It’s exciting to get the credit card offer in the mail. It says you’re preapproved and can transfer your high interest rate balances to a low or zero interest rate. All you have to do is complete the preapproved application and send it back.
But that’s not all you should be aware of. Balance transfers can be a good option to manage your credit card debt, but if you’re not careful, you could end up in worse financial condition than you were before. Here are a few credit card balance transfer traps to avoid:
The first thing you need to know is that balance transfers cost you money. You are paying a percentage of the amount you transfer, or a minimum fee. The minimum fee is typically $5 or $10. Consider this carefully because if you are transferring thousands of dollars, you will end up paying anywhere from five to 10 percent of the balance transfer amount. To transfer a $10,000 balance, for example, a 5-10% fee would add up to $500 to $1,000. This fee adds to the new credit card balance and accrues interest, along with the rest of your balance.
Interest Rate Increases
Another pitfall you want to avoid is the interest rate trap. The way credit card companies tend to lure you into a balance transfer is with a very low or zero percent interest rate. The low interest rate only lasts for a set period, typically six to nine months. If you pay off the balance during this then you are generally saving money over the high interest rate credit you transferred from. The problem comes when you don’t pay off the balance. If you’re not quick to pay off your outstanding debts, your interest rate tends to jump up into the double digits—at times higher than you were paying before the transfer.
Racking Up New Charges
The final pitfall you should avoid is racking up new charges on the card. It is common for balance transfers to have a different interest rate than new purchases. New purchases are often charged at the regular interest rate, which is usually in the double digits. Not only does this increase the interest you are paying, but it cancels out the savings you could enjoy from the balance transfer.

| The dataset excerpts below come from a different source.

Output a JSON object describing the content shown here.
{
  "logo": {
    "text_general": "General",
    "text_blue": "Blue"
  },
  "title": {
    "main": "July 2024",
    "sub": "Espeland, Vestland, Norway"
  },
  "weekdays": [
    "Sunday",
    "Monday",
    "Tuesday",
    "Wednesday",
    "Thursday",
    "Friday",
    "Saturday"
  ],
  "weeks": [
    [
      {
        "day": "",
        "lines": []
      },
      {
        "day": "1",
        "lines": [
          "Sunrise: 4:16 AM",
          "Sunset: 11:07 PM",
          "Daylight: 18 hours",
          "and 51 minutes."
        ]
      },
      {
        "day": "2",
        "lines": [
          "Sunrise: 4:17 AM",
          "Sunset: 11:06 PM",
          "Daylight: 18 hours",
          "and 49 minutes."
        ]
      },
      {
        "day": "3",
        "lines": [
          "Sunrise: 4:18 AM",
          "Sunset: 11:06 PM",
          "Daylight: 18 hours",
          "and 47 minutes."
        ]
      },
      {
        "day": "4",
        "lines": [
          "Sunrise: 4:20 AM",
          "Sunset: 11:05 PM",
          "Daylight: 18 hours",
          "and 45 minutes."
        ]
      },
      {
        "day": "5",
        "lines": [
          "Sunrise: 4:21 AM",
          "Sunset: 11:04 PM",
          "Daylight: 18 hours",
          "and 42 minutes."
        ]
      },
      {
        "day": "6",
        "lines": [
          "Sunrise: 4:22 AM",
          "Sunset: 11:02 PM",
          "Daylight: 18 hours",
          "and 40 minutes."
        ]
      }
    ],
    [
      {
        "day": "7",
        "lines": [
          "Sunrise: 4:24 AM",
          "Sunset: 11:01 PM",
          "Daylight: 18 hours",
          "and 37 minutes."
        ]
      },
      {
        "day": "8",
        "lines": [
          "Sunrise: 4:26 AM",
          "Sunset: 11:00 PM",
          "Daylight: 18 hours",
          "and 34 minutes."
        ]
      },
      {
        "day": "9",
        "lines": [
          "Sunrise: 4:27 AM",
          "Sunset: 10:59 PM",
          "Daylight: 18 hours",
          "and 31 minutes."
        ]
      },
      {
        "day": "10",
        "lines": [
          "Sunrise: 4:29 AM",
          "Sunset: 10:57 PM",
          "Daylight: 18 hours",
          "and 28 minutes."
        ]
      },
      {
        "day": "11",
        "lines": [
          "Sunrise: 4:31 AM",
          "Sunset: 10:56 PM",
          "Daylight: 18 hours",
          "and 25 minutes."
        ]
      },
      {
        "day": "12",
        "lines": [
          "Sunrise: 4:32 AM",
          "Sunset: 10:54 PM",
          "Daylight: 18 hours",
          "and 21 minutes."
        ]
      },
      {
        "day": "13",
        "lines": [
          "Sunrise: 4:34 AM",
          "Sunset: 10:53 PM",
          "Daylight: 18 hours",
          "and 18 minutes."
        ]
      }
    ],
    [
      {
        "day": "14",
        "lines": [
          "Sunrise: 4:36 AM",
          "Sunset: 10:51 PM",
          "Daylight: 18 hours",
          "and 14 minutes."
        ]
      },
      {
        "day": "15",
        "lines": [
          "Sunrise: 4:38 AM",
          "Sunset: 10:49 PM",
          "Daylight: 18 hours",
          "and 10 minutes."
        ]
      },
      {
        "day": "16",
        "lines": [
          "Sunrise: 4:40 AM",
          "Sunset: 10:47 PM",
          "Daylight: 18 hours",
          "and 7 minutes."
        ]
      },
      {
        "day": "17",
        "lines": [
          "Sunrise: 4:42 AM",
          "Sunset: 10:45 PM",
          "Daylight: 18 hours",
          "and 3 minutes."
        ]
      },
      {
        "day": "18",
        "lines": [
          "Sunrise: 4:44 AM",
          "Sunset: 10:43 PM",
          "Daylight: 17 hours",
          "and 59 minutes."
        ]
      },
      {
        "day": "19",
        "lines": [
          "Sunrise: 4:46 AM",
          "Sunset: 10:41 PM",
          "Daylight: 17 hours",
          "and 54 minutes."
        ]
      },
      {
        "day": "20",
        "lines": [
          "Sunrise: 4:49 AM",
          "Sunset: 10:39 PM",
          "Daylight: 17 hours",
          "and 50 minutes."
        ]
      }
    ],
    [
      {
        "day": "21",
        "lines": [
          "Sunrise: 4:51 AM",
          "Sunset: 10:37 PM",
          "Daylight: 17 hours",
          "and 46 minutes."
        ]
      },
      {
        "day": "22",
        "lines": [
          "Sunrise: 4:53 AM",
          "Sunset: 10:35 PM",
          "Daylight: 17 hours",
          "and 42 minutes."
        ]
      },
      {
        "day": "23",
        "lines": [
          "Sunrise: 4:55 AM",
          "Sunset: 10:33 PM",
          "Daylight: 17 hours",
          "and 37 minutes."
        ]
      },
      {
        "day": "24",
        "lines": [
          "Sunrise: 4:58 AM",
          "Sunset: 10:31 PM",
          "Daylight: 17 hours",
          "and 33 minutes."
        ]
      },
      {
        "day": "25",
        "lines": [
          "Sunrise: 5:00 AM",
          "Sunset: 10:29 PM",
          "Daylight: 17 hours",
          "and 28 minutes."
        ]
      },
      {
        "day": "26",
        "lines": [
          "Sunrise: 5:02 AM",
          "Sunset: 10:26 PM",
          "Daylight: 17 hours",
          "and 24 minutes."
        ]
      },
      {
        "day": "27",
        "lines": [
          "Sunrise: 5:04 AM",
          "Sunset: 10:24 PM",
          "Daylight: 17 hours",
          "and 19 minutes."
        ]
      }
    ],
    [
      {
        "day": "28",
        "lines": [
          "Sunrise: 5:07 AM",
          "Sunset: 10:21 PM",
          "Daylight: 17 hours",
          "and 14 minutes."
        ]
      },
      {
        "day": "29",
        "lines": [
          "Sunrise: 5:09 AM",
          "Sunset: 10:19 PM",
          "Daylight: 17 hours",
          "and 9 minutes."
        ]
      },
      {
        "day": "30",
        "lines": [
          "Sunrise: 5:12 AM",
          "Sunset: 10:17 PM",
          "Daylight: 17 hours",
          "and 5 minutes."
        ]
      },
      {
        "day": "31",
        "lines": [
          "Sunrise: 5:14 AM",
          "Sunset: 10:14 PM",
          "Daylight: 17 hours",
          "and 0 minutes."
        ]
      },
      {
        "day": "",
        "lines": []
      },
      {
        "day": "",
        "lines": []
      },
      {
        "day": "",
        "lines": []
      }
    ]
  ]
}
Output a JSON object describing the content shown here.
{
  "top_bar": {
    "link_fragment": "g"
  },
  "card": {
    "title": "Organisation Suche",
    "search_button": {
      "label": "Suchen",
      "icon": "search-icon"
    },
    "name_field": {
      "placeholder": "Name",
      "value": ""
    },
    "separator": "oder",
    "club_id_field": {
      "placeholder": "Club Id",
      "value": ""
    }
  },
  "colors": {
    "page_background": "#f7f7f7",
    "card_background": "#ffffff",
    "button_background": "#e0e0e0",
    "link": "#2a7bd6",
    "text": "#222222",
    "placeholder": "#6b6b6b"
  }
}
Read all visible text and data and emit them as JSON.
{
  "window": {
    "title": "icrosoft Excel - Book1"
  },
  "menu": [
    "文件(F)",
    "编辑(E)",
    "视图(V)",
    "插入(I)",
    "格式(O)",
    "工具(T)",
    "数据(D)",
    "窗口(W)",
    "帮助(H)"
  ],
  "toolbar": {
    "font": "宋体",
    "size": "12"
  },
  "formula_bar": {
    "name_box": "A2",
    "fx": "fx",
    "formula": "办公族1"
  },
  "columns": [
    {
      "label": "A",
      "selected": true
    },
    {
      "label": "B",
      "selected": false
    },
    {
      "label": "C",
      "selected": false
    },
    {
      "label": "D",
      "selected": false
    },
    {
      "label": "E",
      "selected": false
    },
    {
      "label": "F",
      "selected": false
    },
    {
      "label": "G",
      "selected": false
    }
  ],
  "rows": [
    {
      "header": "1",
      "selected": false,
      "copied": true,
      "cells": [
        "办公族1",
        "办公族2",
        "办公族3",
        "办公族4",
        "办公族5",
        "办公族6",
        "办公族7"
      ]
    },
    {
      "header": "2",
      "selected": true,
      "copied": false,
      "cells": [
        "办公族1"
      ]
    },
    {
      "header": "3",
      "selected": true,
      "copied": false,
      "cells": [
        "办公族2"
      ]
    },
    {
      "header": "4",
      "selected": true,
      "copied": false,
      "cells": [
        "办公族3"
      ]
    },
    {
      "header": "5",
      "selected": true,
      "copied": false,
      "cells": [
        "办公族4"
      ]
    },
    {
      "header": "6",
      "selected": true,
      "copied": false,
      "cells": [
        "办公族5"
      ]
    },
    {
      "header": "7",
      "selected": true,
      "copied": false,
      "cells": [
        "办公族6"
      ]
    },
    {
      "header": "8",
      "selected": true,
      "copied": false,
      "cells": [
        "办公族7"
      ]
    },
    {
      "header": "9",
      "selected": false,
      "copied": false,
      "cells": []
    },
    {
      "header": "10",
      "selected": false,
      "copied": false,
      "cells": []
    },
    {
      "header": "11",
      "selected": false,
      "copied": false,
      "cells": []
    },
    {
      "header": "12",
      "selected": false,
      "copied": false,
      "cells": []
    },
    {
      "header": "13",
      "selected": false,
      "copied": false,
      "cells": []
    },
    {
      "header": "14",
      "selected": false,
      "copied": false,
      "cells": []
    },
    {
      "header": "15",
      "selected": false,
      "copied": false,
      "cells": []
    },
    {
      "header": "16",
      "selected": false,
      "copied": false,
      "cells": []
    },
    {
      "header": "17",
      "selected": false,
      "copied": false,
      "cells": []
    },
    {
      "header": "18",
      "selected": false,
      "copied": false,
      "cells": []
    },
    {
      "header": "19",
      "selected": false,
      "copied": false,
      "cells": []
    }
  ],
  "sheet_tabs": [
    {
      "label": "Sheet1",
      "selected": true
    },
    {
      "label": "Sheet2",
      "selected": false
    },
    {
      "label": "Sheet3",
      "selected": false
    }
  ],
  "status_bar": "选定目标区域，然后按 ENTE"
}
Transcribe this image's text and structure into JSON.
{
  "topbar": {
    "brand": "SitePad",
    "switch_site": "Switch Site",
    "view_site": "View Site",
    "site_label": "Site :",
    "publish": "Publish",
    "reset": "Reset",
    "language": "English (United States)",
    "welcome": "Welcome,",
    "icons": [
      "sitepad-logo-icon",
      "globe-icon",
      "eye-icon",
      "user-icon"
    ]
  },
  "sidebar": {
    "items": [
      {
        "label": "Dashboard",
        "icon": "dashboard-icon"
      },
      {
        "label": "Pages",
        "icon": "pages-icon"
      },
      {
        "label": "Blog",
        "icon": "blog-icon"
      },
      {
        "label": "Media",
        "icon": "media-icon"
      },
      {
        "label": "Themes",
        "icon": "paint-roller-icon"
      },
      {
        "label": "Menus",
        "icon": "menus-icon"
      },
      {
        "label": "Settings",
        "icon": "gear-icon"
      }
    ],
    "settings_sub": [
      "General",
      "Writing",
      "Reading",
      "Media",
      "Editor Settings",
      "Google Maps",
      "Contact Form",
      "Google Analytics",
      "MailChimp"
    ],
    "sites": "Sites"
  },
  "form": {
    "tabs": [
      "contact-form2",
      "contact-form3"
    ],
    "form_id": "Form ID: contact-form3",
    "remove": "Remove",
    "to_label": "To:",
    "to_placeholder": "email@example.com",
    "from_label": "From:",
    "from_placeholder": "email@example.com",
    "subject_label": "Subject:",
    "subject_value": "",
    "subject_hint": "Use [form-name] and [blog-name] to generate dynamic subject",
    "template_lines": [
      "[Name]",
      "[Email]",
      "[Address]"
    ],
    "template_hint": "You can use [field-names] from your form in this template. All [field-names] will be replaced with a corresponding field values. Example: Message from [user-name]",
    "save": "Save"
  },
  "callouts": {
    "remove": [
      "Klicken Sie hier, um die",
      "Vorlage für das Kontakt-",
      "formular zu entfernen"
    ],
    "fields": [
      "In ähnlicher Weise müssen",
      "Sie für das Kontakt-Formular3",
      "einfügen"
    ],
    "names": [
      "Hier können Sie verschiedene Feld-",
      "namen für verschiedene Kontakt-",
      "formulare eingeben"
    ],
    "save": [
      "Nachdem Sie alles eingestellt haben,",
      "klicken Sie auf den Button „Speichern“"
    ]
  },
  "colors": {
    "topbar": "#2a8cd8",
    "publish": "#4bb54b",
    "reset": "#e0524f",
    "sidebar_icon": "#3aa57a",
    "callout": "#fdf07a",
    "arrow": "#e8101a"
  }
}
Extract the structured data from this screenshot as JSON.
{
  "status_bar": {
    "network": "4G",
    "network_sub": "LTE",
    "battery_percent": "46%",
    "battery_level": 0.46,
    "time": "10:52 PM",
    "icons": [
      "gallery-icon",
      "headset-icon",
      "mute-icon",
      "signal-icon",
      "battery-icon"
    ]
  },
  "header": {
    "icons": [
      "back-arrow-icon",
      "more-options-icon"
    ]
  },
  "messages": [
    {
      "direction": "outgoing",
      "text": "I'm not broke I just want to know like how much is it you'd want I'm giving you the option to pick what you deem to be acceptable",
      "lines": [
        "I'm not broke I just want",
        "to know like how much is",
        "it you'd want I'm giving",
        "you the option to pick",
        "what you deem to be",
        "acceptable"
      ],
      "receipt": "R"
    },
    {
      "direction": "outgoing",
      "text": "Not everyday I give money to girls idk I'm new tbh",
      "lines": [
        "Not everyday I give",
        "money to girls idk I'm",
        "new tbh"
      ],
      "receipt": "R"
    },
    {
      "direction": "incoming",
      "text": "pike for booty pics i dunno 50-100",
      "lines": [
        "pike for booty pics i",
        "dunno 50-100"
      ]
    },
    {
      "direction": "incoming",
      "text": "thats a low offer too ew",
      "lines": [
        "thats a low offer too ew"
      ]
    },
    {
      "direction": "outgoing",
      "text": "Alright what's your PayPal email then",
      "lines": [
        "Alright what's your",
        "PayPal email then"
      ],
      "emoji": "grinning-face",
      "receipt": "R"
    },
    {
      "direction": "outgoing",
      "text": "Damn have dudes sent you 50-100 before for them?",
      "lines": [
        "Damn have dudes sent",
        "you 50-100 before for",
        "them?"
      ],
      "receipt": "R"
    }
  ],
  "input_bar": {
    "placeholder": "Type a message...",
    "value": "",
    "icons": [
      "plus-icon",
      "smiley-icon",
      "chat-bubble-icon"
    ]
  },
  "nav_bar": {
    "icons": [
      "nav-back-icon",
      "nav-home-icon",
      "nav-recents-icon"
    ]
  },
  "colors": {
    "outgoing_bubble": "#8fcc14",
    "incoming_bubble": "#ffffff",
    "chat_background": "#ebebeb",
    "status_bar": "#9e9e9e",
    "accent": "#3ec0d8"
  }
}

You might open your mailbox today and find a balance transfer deal from an existing or new credit card company. Read the fine print first – make sure you’re aware of any fees or interest rate hikes. Second, create a budget with a solid financial plan for paying off the balance you transfer.
Before you experience any interest rate increases, make additional purchases to add to the balance on the card, or pay any fees to transfer the balance to the new credit card, you need to be aware of your options and make sure that your credit card balance transfer leaves you in better financial condition than you started.